和歌山県内で4月末までに届け出があった特殊詐欺や、SNSを通じて投資を持ちかける「SNS型投資詐欺」などの被害総額が、約5億7260万円に上っていることが県警のまとめでわかった。前年同時期の3・6倍になっており、県警は「被害に遭わないよう、手口と対処法を知っておいてほしい」としている。(佐武建哉)

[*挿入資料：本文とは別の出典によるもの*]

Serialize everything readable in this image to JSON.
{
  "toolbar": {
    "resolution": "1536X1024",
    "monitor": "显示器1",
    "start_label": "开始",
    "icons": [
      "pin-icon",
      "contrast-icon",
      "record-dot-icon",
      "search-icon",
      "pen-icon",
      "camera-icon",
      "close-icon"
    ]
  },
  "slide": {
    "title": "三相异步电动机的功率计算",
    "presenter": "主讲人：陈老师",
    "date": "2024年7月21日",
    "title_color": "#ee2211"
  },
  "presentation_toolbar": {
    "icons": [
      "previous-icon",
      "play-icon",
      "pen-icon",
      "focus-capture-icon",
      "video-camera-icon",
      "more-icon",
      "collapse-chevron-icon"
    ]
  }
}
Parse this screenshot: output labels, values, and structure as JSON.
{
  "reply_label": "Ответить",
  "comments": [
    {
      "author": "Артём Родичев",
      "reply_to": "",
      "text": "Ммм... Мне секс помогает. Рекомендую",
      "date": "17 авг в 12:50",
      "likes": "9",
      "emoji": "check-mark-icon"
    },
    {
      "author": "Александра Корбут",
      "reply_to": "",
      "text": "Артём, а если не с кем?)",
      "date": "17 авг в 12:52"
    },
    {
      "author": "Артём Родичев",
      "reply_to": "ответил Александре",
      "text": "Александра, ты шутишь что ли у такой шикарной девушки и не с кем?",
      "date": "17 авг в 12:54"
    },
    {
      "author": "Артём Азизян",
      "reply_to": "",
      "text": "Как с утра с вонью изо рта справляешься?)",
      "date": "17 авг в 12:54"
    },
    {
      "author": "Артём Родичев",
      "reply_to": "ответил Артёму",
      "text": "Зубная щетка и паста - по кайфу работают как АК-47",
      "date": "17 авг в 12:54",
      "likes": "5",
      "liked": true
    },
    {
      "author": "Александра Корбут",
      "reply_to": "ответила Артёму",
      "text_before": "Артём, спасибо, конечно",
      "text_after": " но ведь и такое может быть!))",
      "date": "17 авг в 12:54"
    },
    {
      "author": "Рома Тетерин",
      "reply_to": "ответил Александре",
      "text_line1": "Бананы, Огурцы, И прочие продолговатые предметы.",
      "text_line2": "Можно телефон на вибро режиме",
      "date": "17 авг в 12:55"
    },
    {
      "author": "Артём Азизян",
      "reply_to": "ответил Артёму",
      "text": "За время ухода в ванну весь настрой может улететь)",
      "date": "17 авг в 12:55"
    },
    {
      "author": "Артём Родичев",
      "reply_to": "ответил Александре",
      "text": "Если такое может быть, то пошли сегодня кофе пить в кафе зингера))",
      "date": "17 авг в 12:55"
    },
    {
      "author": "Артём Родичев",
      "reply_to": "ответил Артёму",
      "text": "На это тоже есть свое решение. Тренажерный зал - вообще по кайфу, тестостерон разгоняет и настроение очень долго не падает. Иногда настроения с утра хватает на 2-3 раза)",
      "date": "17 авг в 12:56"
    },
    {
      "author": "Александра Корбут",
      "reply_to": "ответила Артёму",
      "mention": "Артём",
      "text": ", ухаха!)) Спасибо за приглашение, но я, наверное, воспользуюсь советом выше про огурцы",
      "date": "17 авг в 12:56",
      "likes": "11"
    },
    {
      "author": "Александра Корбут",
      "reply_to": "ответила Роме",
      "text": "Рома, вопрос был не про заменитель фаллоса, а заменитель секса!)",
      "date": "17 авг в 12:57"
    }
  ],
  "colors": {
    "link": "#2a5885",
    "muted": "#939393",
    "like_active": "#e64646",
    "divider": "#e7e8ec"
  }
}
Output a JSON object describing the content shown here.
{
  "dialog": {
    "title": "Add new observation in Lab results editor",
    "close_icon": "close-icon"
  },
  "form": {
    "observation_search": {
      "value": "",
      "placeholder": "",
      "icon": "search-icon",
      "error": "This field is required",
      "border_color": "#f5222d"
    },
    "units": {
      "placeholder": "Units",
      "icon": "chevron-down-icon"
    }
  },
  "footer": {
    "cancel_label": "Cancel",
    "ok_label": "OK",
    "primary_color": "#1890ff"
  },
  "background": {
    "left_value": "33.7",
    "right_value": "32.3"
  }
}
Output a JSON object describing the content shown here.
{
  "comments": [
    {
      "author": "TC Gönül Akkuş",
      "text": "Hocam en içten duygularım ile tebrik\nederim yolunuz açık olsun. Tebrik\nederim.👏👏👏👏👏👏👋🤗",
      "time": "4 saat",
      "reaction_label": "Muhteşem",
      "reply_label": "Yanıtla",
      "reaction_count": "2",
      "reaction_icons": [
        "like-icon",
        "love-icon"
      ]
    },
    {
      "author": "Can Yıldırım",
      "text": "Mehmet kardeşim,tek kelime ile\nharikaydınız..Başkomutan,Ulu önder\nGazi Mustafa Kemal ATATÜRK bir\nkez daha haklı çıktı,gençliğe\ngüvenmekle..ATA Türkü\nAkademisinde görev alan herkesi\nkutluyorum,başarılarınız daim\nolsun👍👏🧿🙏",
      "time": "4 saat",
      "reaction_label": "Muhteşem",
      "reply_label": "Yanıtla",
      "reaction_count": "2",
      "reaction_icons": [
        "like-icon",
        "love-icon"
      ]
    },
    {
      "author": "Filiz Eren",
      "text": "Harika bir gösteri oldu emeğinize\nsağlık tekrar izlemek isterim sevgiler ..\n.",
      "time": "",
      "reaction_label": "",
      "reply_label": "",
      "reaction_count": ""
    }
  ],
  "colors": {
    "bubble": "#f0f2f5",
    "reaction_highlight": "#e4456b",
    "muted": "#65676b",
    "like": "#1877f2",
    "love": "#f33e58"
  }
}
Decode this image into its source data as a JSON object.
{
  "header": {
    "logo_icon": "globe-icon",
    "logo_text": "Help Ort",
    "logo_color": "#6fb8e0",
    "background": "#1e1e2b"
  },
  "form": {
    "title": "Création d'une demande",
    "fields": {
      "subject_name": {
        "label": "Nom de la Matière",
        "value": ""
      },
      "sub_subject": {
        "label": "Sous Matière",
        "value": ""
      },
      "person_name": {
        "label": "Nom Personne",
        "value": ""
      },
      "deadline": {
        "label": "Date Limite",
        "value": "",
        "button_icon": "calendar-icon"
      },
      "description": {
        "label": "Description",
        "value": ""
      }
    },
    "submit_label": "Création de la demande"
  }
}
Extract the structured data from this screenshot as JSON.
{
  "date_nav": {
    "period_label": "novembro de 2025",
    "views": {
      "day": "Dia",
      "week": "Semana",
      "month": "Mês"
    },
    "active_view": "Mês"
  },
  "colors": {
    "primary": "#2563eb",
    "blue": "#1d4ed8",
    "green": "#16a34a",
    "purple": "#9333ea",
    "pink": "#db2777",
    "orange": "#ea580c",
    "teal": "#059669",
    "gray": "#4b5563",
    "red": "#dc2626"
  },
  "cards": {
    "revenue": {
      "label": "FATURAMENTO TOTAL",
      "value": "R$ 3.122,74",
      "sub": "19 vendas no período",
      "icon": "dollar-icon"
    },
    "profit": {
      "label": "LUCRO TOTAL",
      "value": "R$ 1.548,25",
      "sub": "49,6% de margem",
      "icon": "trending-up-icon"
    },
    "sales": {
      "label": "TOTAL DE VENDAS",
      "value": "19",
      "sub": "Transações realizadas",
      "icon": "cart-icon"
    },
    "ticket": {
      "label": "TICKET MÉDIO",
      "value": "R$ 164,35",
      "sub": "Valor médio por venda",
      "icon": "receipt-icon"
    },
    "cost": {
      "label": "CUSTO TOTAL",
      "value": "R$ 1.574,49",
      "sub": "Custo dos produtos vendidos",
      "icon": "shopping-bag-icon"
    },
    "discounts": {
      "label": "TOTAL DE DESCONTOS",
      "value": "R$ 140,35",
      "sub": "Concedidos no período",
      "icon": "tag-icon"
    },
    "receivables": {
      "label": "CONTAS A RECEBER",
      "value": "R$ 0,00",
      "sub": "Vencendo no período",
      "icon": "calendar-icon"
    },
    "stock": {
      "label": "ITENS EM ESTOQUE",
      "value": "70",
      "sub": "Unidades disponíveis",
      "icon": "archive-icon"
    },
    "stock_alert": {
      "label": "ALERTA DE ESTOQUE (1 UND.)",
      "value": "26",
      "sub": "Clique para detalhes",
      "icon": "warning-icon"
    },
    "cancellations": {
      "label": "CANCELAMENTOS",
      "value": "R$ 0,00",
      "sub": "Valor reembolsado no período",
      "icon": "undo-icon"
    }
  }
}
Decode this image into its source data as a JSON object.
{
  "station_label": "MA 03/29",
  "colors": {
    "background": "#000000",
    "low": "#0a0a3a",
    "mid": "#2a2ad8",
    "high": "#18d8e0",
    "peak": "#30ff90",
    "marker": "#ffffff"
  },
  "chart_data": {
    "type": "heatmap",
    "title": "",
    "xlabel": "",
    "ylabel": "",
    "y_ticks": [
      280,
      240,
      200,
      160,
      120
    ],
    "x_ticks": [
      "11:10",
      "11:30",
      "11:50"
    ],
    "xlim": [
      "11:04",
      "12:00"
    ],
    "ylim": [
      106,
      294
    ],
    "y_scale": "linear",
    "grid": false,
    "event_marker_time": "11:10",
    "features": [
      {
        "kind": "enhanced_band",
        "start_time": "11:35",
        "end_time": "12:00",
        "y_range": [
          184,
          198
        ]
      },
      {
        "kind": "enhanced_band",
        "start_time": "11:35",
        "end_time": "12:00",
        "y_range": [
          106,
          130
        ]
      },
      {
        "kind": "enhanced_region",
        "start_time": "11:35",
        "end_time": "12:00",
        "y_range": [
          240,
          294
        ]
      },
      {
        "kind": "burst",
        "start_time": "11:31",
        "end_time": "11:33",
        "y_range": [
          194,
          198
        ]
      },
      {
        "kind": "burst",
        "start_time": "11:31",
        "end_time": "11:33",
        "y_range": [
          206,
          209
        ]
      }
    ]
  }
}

 県警は3月、SNS型投資詐欺と、SNSを使って恋愛感情や親近感を抱かせ、金銭をだまし取る「SNS型ロマンス詐欺」を特殊詐欺とは別の類型とした。警察庁の方針に従った対応で、1月に遡って集計し直した。 その結果、県内では1~4月、SNS型投資詐欺の被害が39件(約4億2690万円)、SNS型ロマンス詐欺は6件(約5570万円)となった。親族らになりすまして電話をかける「オレオレ詐欺」や、医療費や税金を返すなどとする「還付金詐欺」といった特殊詐欺は35件(約9000万円)だった。これらを合わせた被害総額は約5億7260万円で、前年同時期の旧分類の特殊詐欺被害より4億円以上増えている。 県警生活安全企画課は「有名人をかたった投資の勧誘や、SNSで知り合った異性から金銭の援助を求められることは詐欺だ。他の詐欺の手口の特徴も知り、自分や親しい人が被害に遭わないように注意してほしい」としている。県警、動画で手口を説明 県警は、特殊詐欺被害防止広報大使を委嘱しているロックバンド「キュウソネコカミ」が注意を呼びかける計4本の動画を作成した。27日から公式ユーチューブで公開を始めた。 動画では、メンバーがSNS型投資詐欺などの手口を説明し、最後には、24時間対応の相談ダイヤル(0120・508=これは=・878=わなや=)を紹介している。コンビニで防げ…和歌山で訓練高齢者役(右)に「詐欺かもしれない」と声をかける店員(和歌山市で)高齢者役(右)に「詐欺かもしれない」と声をかける店員(和歌山市で) 和歌山市のコンビニ店「セブン―イレブン和歌山楠見中西店」で14日、特殊詐欺の被害を防ぐ訓練が行われた。 「パソコンの修理のため、5万円分の電子マネーカードが欲しい」という高齢者がレジに来た想定で実施。女性店員が詐欺を疑い、高齢者に問いかけて110番するまでの手順を確かめた。 パソコン画面上に「ウイルスに感染した」などと表示させ、修理費用の名目で電子マネーなどを詐取する「サポート詐欺」という手口では、被害者がカードを購入しようとコンビニ店を訪れるケースが多く、店員が「最後のとりで」となる。このため、県警はコンビニ店と定期的に訓練を行っている。